В этот момент в городах появились универсалы, подписанные Богданом, с указанием о местопребывании его в Белой Церкви. «Богдан Хмельницкий, гетман, с войском запорожским господам полковникам: белоцерковскому, винницкому, брацлавскому, уманскому и паволоцкому доброго здоровья от господа-бога желаем. Извещаем вас, что по совету с товариством мы решили: немедленно быть наготове и собираться, не откладывая сбора до двух или даже до одной недели; потому приказываем вам стянуть все названные полки к Белой Церкви под начальством белоцерковского полковника, остальные же полки соберутся под моим начальством у Корсуня. Теперь необходимо нам принять предосторожности, дабы враги не захватили нас в разброде по домам…»
Когда Богдан Хмельницкий издавал этот универсал, он находился еще в плену у хана, а на Украине распространялись слухи, что он не вернется: одни говорили, будто он принял исламизм и добровольно едет с Ислам-Гиреем, другие — что его уводят в оковах.
Появление универсала рассеяло эти толки, а вскоре (29 июня) гетман появился лично. Он прибыл в Любартов, а затем в Паволочь, и тут перед ним во всей наготе открылась ужасная истина. Выпуская универсал в Белой Церкви, он считался уже с тем, что поляки одержали победу, но он никак не предполагал действительных масштабов ее. Он предписывал некоторым полкам стянуться к Белой Церкви, остальным к Корсуни, на самом же деле все полки находились в страшном расстройстве.
А тут нагрянула еще одна беда: отряд уманского полковника Глуха прогнал один татарский загон, грабивший украинские села; дело дошло до крупного вооруженного столкновения. В связи с этим Ислам-Гирей прислал резкое письмо, наполненное угрозами.

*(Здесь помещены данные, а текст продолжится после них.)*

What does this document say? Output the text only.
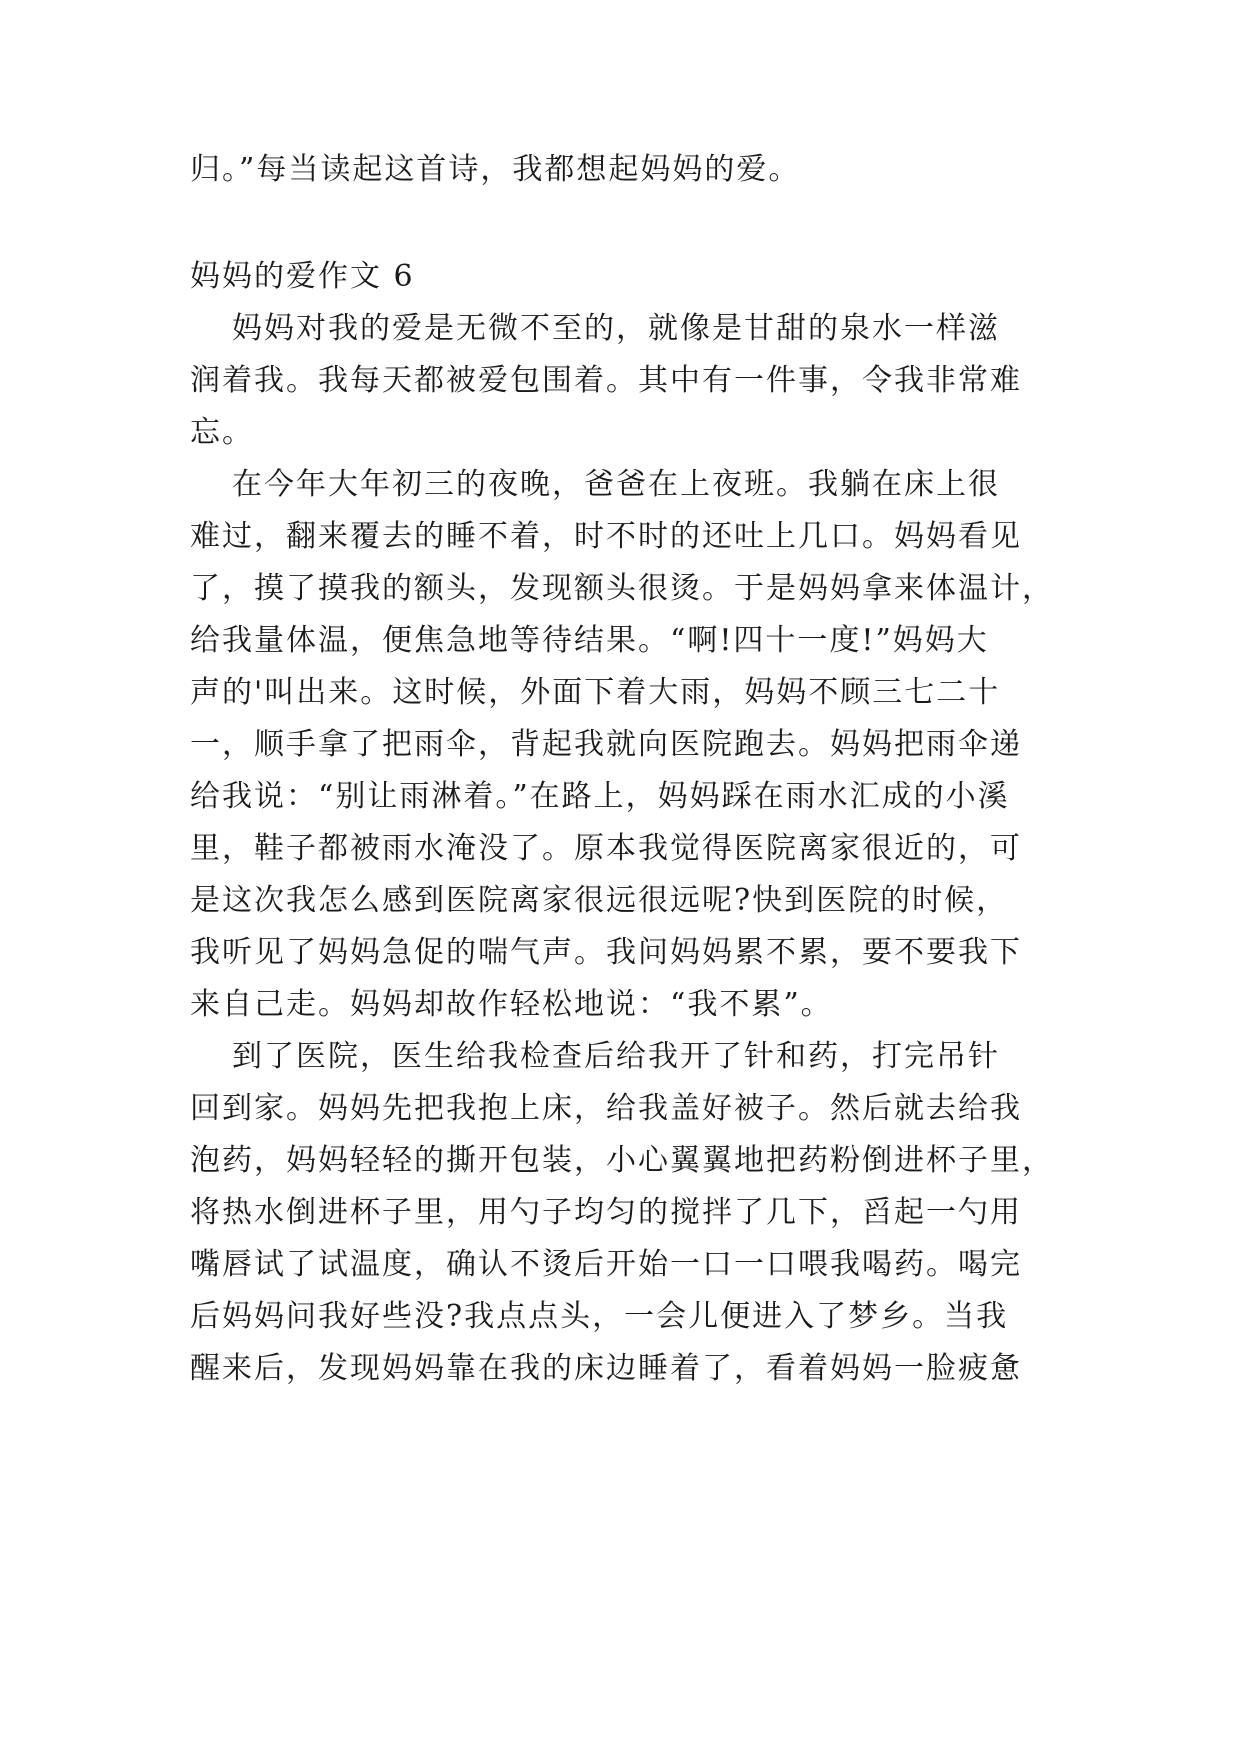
归。”每当读起这首诗，我都想起妈妈的爱。
妈妈的爱作文 6
妈妈对我的爱是无微不至的，就像是甘甜的泉水一样滋
润着我。我每天都被爱包围着。其中有一件事，令我非常难
忘。
在今年大年初三的夜晚，爸爸在上夜班。我躺在床上很
难过，翻来覆去的睡不着，时不时的还吐上几口。妈妈看见
了，摸了摸我的额头，发现额头很烫。于是妈妈拿来体温计，
给我量体温，便焦急地等待结果。“啊!四十一度!”妈妈大
声的'叫出来。这时候，外面下着大雨，妈妈不顾三七二十
一，顺手拿了把雨伞，背起我就向医院跑去。妈妈把雨伞递
给我说：“别让雨淋着。”在路上，妈妈踩在雨水汇成的小溪
里，鞋子都被雨水淹没了。原本我觉得医院离家很近的，可
是这次我怎么感到医院离家很远很远呢?快到医院的时候，
我听见了妈妈急促的喘气声。我问妈妈累不累，要不要我下
来自己走。妈妈却故作轻松地说：“我不累”。
到了医院，医生给我检查后给我开了针和药，打完吊针
回到家。妈妈先把我抱上床，给我盖好被子。然后就去给我
泡药，妈妈轻轻的撕开包装，小心翼翼地把药粉倒进杯子里，
将热水倒进杯子里，用勺子均匀的搅拌了几下，舀起一勺用
嘴唇试了试温度，确认不烫后开始一口一口喂我喝药。喝完
后妈妈问我好些没?我点点头，一会儿便进入了梦乡。当我
醒来后，发现妈妈靠在我的床边睡着了，看着妈妈一脸疲惫
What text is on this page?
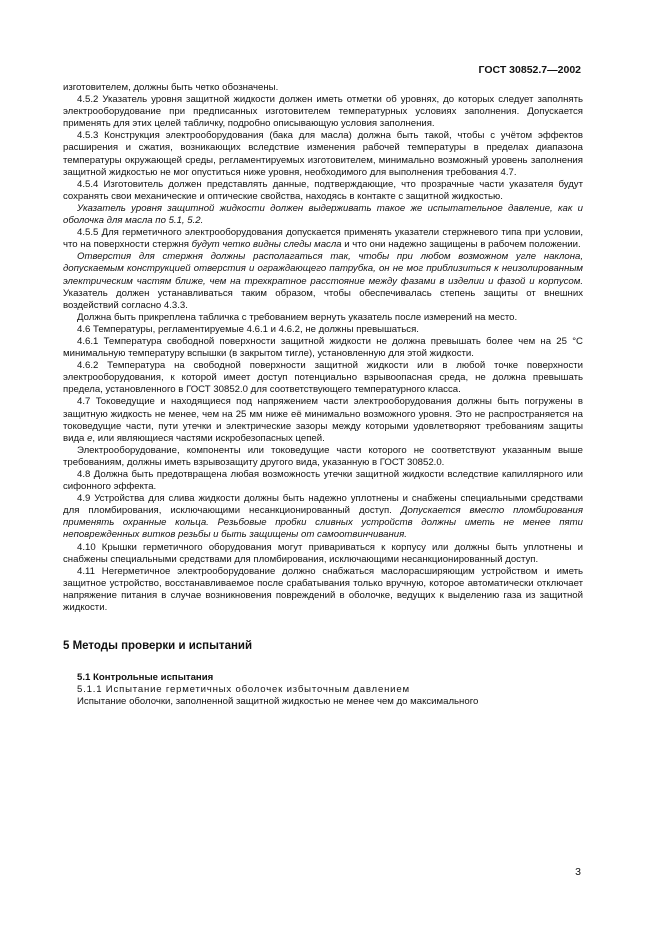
ГОСТ 30852.7—2002

изготовителем, должны быть четко обозначены.

4.5.2 Указатель уровня защитной жидкости должен иметь отметки об уровнях, до которых следует заполнять электрооборудование при предписанных изготовителем температурных условиях заполнения. Допускается применять для этих целей табличку, подробно описывающую условия заполнения.

4.5.3 Конструкция электрооборудования (бака для масла) должна быть такой, чтобы с учётом эффектов расширения и сжатия, возникающих вследствие изменения рабочей температуры в пределах диапазона температуры окружающей среды, регламентируемых изготовителем, минимально возможный уровень заполнения защитной жидкостью не мог опуститься ниже уровня, необходимого для выполнения требования 4.7.

4.5.4 Изготовитель должен представлять данные, подтверждающие, что прозрачные части указателя будут сохранять свои механические и оптические свойства, находясь в контакте с защитной жидкостью.

Указатель уровня защитной жидкости должен выдерживать такое же испытательное давление, как и оболочка для масла по 5.1, 5.2.

4.5.5 Для герметичного электрооборудования допускается применять указатели стержневого типа при условии, что на поверхности стержня будут четко видны следы масла и что они надежно защищены в рабочем положении.

Отверстия для стержня должны располагаться так, чтобы при любом возможном угле наклона, допускаемым конструкцией отверстия и ограждающего патрубка, он не мог приблизиться к неизолированным электрическим частям ближе, чем на трехкратное расстояние между фазами в изделии и фазой и корпусом. Указатель должен устанавливаться таким образом, чтобы обеспечивалась степень защиты от внешних воздействий согласно 4.3.3.

Должна быть прикреплена табличка с требованием вернуть указатель после измерений на место.

4.6 Температуры, регламентируемые 4.6.1 и 4.6.2, не должны превышаться.

4.6.1 Температура свободной поверхности защитной жидкости не должна превышать более чем на 25 °С минимальную температуру вспышки (в закрытом тигле), установленную для этой жидкости.

4.6.2 Температура на свободной поверхности защитной жидкости или в любой точке поверхности электрооборудования, к которой имеет доступ потенциально взрывоопасная среда, не должна превышать предела, установленного в ГОСТ 30852.0 для соответствующего температурного класса.

4.7 Токоведущие и находящиеся под напряжением части электрооборудования должны быть погружены в защитную жидкость не менее, чем на 25 мм ниже её минимально возможного уровня. Это не распространяется на токоведущие части, пути утечки и электрические зазоры между которыми удовлетворяют требованиям защиты вида е, или являющиеся частями искробезопасных цепей.

Электрооборудование, компоненты или токоведущие части которого не соответствуют указанным выше требованиям, должны иметь взрывозащиту другого вида, указанную в ГОСТ 30852.0.

4.8 Должна быть предотвращена любая возможность утечки защитной жидкости вследствие капиллярного или сифонного эффекта.

4.9 Устройства для слива жидкости должны быть надежно уплотнены и снабжены специальными средствами для пломбирования, исключающими несанкционированный доступ. Допускается вместо пломбирования применять охранные кольца. Резьбовые пробки сливных устройств должны иметь не менее пяти неповрежденных витков резьбы и быть защищены от самоотвинчивания.

4.10 Крышки герметичного оборудования могут привариваться к корпусу или должны быть уплотнены и снабжены специальными средствами для пломбирования, исключающими несанкционированный доступ.

4.11 Негерметичное электрооборудование должно снабжаться маслорасширяющим устройством и иметь защитное устройство, восстанавливаемое после срабатывания только вручную, которое автоматически отключает напряжение питания в случае возникновения повреждений в оболочке, ведущих к выделению газа из защитной жидкости.

5 Методы проверки и испытаний

5.1 Контрольные испытания

5.1.1 Испытание герметичных оболочек избыточным давлением

Испытание оболочки, заполненной защитной жидкостью не менее чем до максимального

3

Было от чего притти в отчаяние. Погибли плоды трехлетней героической борьбы. Опустошенная страна, деморализованное поражением войско, разгуливающие по городам и селам татарские загоны, быстро продвигающаяся сильная польская армия, ни денег, ни союзника… К тому же пустота в личной жизни: жена казнена по его же приказанию, нет в живых некоторых преданных помощников. Трудно придумать более безнадежную ситуацию.
И тут Хмельницкий показал, какие взлеты воли были ему свойственны. В этом угрюмом человеке таились неисчерпаемые бодрость и мужество. Только на один момент дрогнул он, почувствовал усталость и неуверенность в себе.
— Пойду на Запорожье, — сказал он, — не хочу больше воевать с панами…
Но это минутное колебание быстро прошло, и Богдан принялся за дело. Весь его организационный гений проявился в эти тяжкие часы. В Крым и Турцию полетели гонцы с воззваниями не отступаться от козаков, так как иначе козакам придется совместно с Польшей воевать против них же. По всей стране понеслись призывные универсалы гетмана: судьба изменчива, теперь она благоволит к полякам, завтра повернется к ним спиною. Против нас наступает немногочисленная армия, возобновим войну, и мы возвратим с лихвою все утерянное.
Это были слова, которые жаждало услышать украинское население, и потому те же люди, которые накануне кляли гетмана, теперь стекались под его знамя. На Масловом Броде состоялась «черная» рада, все ораторы громили Богдана, покинувшего свое войско под Берестечком. Узнав об этом, гетман бесстрашно явился на раду и козаки единодушно примкнули к нему.
«Худое состояние дел его [Хмельницкого] подавало ему советы, полные ярости и отчаяния, — пишет Симоновский, — он собрал не только козаков, но и мужиков, довольно способных к испытанию вновь щастия в оружии. Из сих последних многие говорили в голос, что бесчестно есть потерять кураж за худой выигрыш баталии, что те, которые их обратили в бегство, убегали прежде и от них и что равное неблагополучие им может еще приключиться».
«Плодовитая матка козацкая, Украина возродила козачество, как будто не было берестечского поражения», замечает один летописец. Кипучая энергия Хмельницкого переливалась в его помощников, наполняла всех верой в победу.
В сентябре в дневнике Станислава Освецима появляется следующая запись: «Враги захватили все дороги и пути сообщения, прервали все сношения, беспокоили наших частыми стычками и произвели в войске нестерпимый голод, не допуская в лагерь подвоза припасов. Хлопы в селах и местечках везде насмехались над нашими, восклицая: «Ляхи отрезали нас от Днепра, а мы их от Вислы!»